When thinking of track and field people often think of running and throwing, and for some reason jumpers are often overlooked.

The ASU men’s pole vaulters are looking to change that.

When asked to describe the average practice, redshirt senior Garrett Starkey painted an interesting picture.

“We blast music as loud as we can for practice and yell as loud as we can for everything,” Starkey said.

Redshirt sophomore Matthew Eckles elaborated on Starkey’s point.

“Lots of enthusiasm in everything we do,” Eckles said. “We like to get each other amped up, because that’s the best way you can really vault well, get each other amped up and hyped up.”

Redshirt senior Jacob Flores tried to explain the reasoning of why the pole vaulters get so energetic at practice.

“We’re yelling at each other, getting each other amped up because we know that we’re all going to make that big jump,” Flores said. "We just have to get pushed to the next level in order to do it.”

Starkey said that this energy and enthusiasm is exactly what the ASU pole vaulting squad is known for.

Senior Dillon Groener said the Sun Devil men’s pole vaulters have earned a unique reputation around the NCAA.

“If there’s one thing that people remember us by, we’re a good group of vaulters,” Groener said. “But we always come correct with that energy.”

When talking about what it takes to make the jump, the vaulters said they use a single mantra: "send it."

“Just when there’s something in your way,” Starkey said. “And you just gotta conquer it, you just sit there and you think, ‘I’m just going to send it man’.”

Starkey definitely sent it at the 38 Sun Angel Classic when he vaulted into the number two spot in the ASU pole vaulting record books.

Eckles said he has a theory as to why the athletes are so close. He admits that while they are a very different group of people, pole vaulting has really brought them all together.

“We are all from Arizona expect for Dillion, but Dillion blended in well,” Eckles said. “I just knew it was going to be a really good group of guys that were going to train hard, have a lot of fun, and bring big results to the track program.”

Although the vaulters do not live together, they spend a lot of time together off the track.

“We live at the track and hang out in the locker room a lot,” Flores said. “... (We) go over to everyone else’s house and eat food, we hang out a lot.”

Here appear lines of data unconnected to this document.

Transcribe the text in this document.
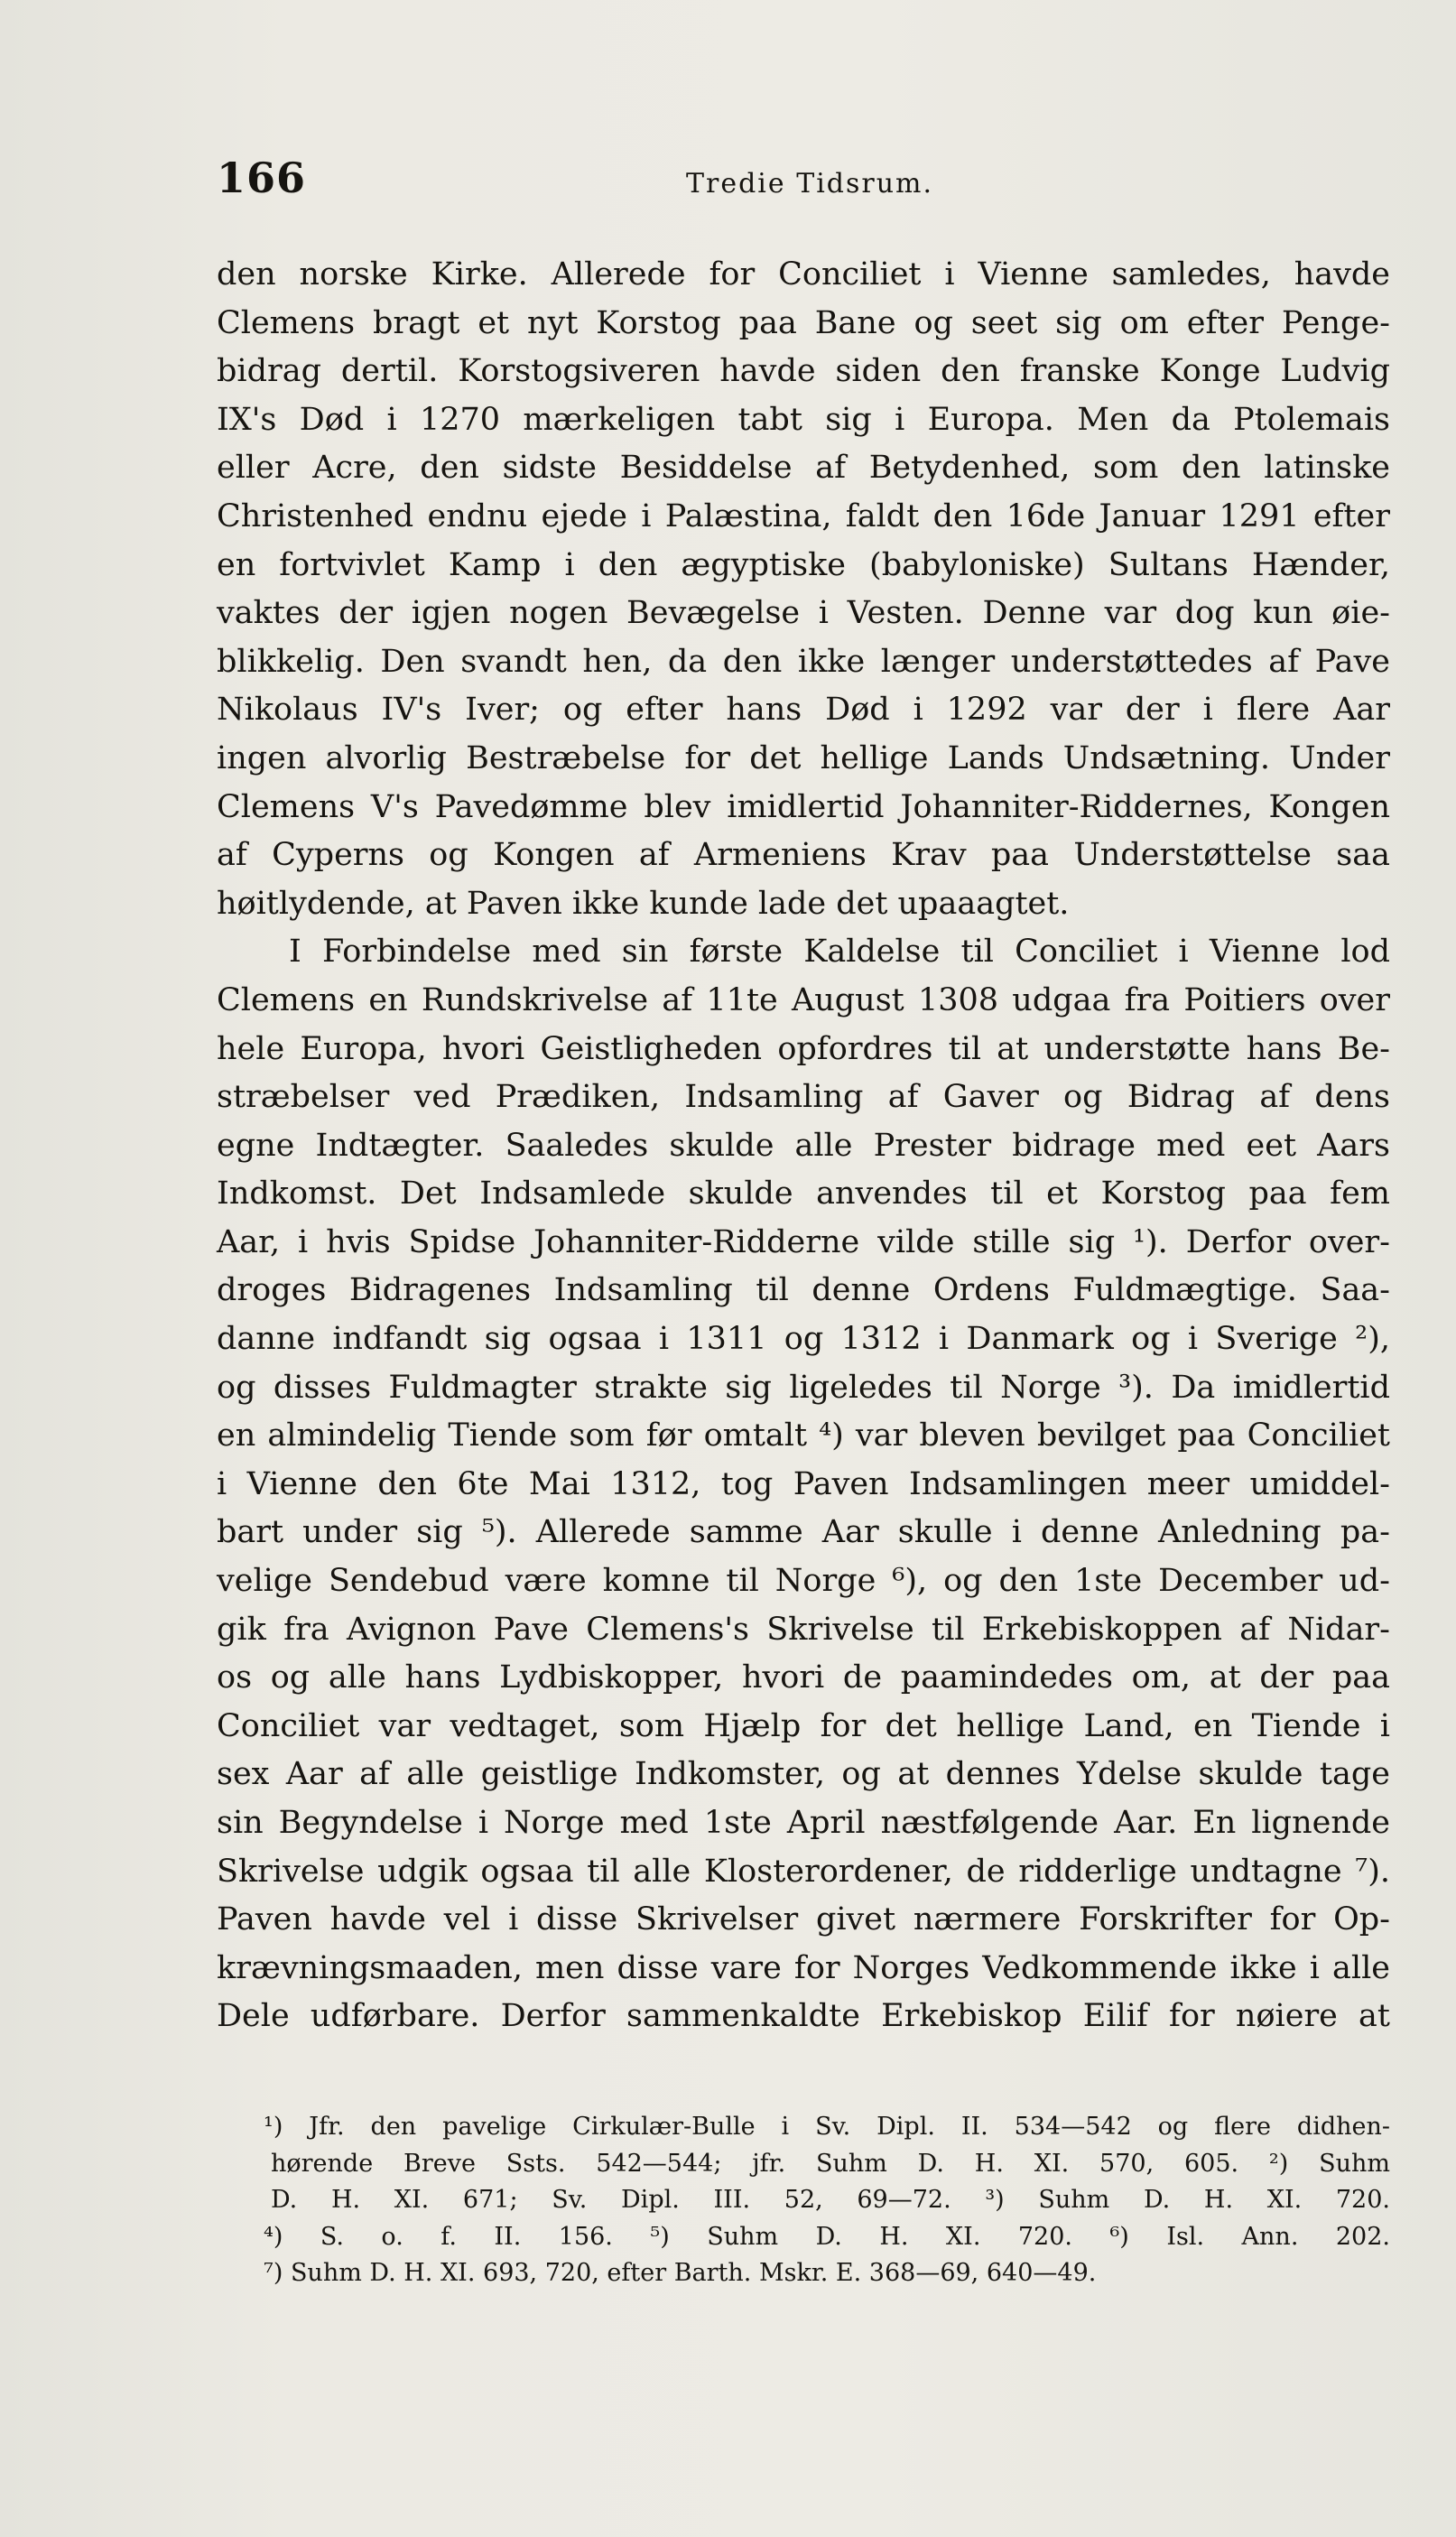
166	Tredie Tidsrum.
den norske Kirke. Allerede for Conciliet i Vienne samledes, havde
Clemens bragt et nyt Korstog paa Bane og seet sig om efter Penge-
bidrag dertil. Korstogsiveren havde siden den franske Konge Ludvig
IX's Død i 1270 mærkeligen tabt sig i Europa. Men da Ptolemais
eller Acre, den sidste Besiddelse af Betydenhed, som den latinske
Christenhed endnu ejede i Palæstina, faldt den 16de Januar 1291 efter
en fortvivlet Kamp i den ægyptiske (babyloniske) Sultans Hænder,
vaktes der igjen nogen Bevægelse i Vesten. Denne var dog kun øie-
blikkelig. Den svandt hen, da den ikke længer understøttedes af Pave
Nikolaus IV's Iver; og efter hans Død i 1292 var der i flere Aar
ingen alvorlig Bestræbelse for det hellige Lands Undsætning. Under
Clemens V's Pavedømme blev imidlertid Johanniter-Riddernes, Kongen
af Cyperns og Kongen af Armeniens Krav paa Understøttelse saa
høitlydende, at Paven ikke kunde lade det upaaagtet.
I Forbindelse med sin første Kaldelse til Conciliet i Vienne lod
Clemens en Rundskrivelse af 11te August 1308 udgaa fra Poitiers over
hele Europa, hvori Geistligheden opfordres til at understøtte hans Be-
stræbelser ved Prædiken, Indsamling af Gaver og Bidrag af dens
egne Indtægter. Saaledes skulde alle Prester bidrage med eet Aars
Indkomst. Det Indsamlede skulde anvendes til et Korstog paa fem
Aar, i hvis Spidse Johanniter-Ridderne vilde stille sig ¹). Derfor over-
droges Bidragenes Indsamling til denne Ordens Fuldmægtige. Saa-
danne indfandt sig ogsaa i 1311 og 1312 i Danmark og i Sverige ²),
og disses Fuldmagter strakte sig ligeledes til Norge ³). Da imidlertid
en almindelig Tiende som før omtalt ⁴) var bleven bevilget paa Conciliet
i Vienne den 6te Mai 1312, tog Paven Indsamlingen meer umiddel-
bart under sig ⁵). Allerede samme Aar skulle i denne Anledning pa-
velige Sendebud være komne til Norge ⁶), og den 1ste December ud-
gik fra Avignon Pave Clemens's Skrivelse til Erkebiskoppen af Nidar-
os og alle hans Lydbiskopper, hvori de paamindedes om, at der paa
Conciliet var vedtaget, som Hjælp for det hellige Land, en Tiende i
sex Aar af alle geistlige Indkomster, og at dennes Ydelse skulde tage
sin Begyndelse i Norge med 1ste April næstfølgende Aar. En lignende
Skrivelse udgik ogsaa til alle Klosterordener, de ridderlige undtagne ⁷).
Paven havde vel i disse Skrivelser givet nærmere Forskrifter for Op-
krævningsmaaden, men disse vare for Norges Vedkommende ikke i alle
Dele udførbare. Derfor sammenkaldte Erkebiskop Eilif for nøiere at
¹) Jfr. den pavelige Cirkulær-Bulle i Sv. Dipl. II. 534—542 og flere didhen-
hørende Breve Ssts. 542—544; jfr. Suhm D. H. XI. 570, 605. ²) Suhm
D. H. XI. 671; Sv. Dipl. III. 52, 69—72. ³) Suhm D. H. XI. 720.
⁴) S. o. f. II. 156. ⁵) Suhm D. H. XI. 720. ⁶) Isl. Ann. 202.
⁷) Suhm D. H. XI. 693, 720, efter Barth. Mskr. E. 368—69, 640—49.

The vaulters said some of their favorite things to do off the track are sending each other memes and chowing down at restaurants like California Pizza Kitchen, Cafe Rio, Olive Garden and Oregano's.

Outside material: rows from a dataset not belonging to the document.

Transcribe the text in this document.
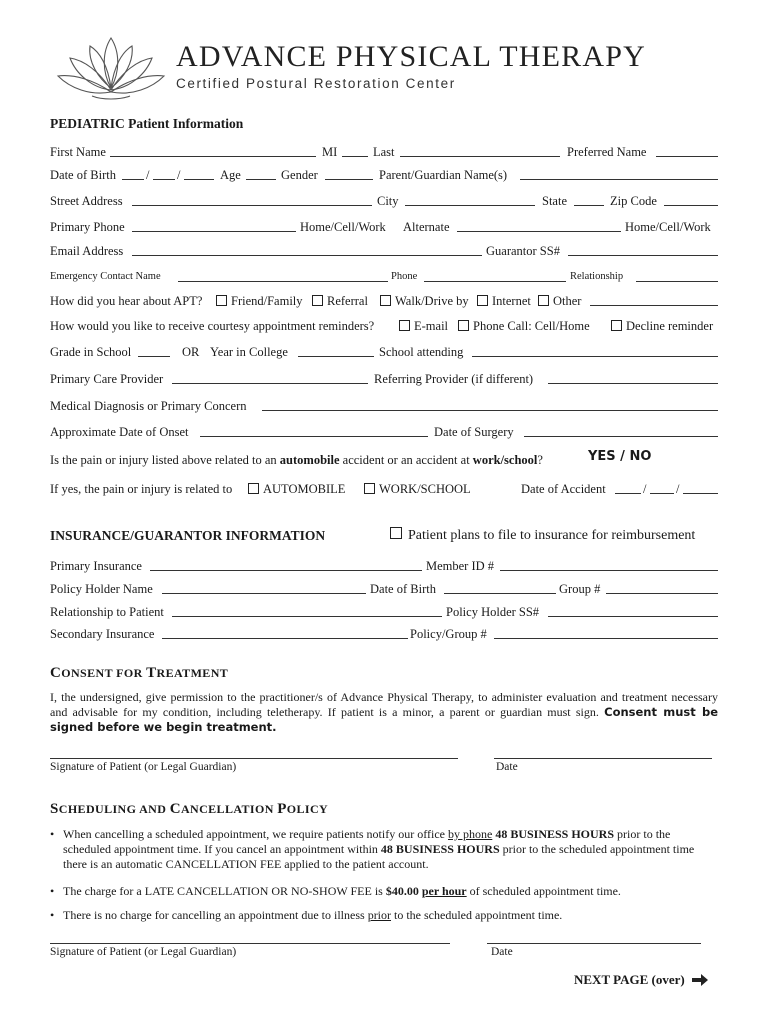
ADVANCE PHYSICAL THERAPY
Certified Postural Restoration Center
PEDIATRIC Patient Information
First Name	MI	Last	Preferred Name
Date of Birth / /	Age	Gender	Parent/Guardian Name(s)
Street Address	City	State	Zip Code
Primary Phone	Home/Cell/Work Alternate	Home/Cell/Work
Email Address	Guarantor SS#
Emergency Contact Name	Phone	Relationship
How did you hear about APT?	Friend/Family	Referral	Walk/Drive by	Internet	Other
How would you like to receive courtesy appointment reminders?	E-mail	Phone Call: Cell/Home	Decline reminder
Grade in School	OR Year in College	School attending
Primary Care Provider	Referring Provider (if different)
Medical Diagnosis or Primary Concern
Approximate Date of Onset	Date of Surgery
Is the pain or injury listed above related to an automobile accident or an accident at work/school?	YES / NO
If yes, the pain or injury is related to	AUTOMOBILE	WORK/SCHOOL	Date of Accident	/ /
INSURANCE/GUARANTOR INFORMATION	Patient plans to file to insurance for reimbursement
Primary Insurance	Member ID #
Policy Holder Name	Date of Birth	Group #
Relationship to Patient	Policy Holder SS#
Secondary Insurance	Policy/Group #
CONSENT FOR TREATMENT
I, the undersigned, give permission to the practitioner/s of Advance Physical Therapy, to administer evaluation and treatment necessary and advisable for my condition, including teletherapy. If patient is a minor, a parent or guardian must sign. Consent must be signed before we begin treatment.
Signature of Patient (or Legal Guardian)	Date
SCHEDULING AND CANCELLATION POLICY
• When cancelling a scheduled appointment, we require patients notify our office by phone 48 BUSINESS HOURS prior to the scheduled appointment time. If you cancel an appointment within 48 BUSINESS HOURS prior to the scheduled appointment time there is an automatic CANCELLATION FEE applied to the patient account.
• The charge for a LATE CANCELLATION OR NO-SHOW FEE is $40.00 per hour of scheduled appointment time.
• There is no charge for cancelling an appointment due to illness prior to the scheduled appointment time.
Signature of Patient (or Legal Guardian)	Date
NEXT PAGE (over)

But behind the jokes, food and energy at practice, the pole vaulters said they really care for one another.

“I don’t want anything more than to see these guys succeed,” Groener said. “There’s not anything I’d rather see.”

Groener said he will be there for his teammates in their darkest time, and also the first to congratulate them whenever they achieve something.

Even though these Sun Devils care for each other, they are still competitive at practice.

“We’re all very competitive of each other, but at the same time we are each other’s biggest fans,” Starkey said. “So, if I can’t succeed, then seeing my teammates is the next best thing.”

Looking ahead to the rest of the season, the vaulters were very confident about how they will perform when it comes to the Pac-12 Conference Championship on May 14.

This confidence stems from how the vaulters preformed at the indoor conference championship.

“We did a pretty good job at the indoor conference (meet) and we’re looking to do the same again (at the outdoor conference meet),” Eckles said. “We’re just going to take it as far as we can and just chase the dream.”

Starkey shared Eckles’ goals for the team and shined a light on the contribution that he expected the pole vaulters to make.

“The goal for the future of the season is to put up as many points as a team as possible at Pac-12’s,” Starkey said. “I think we (the pole vaulters) can put up the most points out of this whole team. I think we can do it.”

Groener, however, was a little more optimistic when it came to his expectations for the rest of the season.

“Garrett’s (Starkey) winning Pac-12’s, he’s going to be a champion,” Groener said. “He’s put in the work, it’s his turn.”

Time will tell whether Starkey and the rest of the team will reach their goals for the season, but one thing is clear, this is a group of pole vaulters unlike any other.

“...These guys support me in everything I do, off the track, on the track, everything,” Groener said.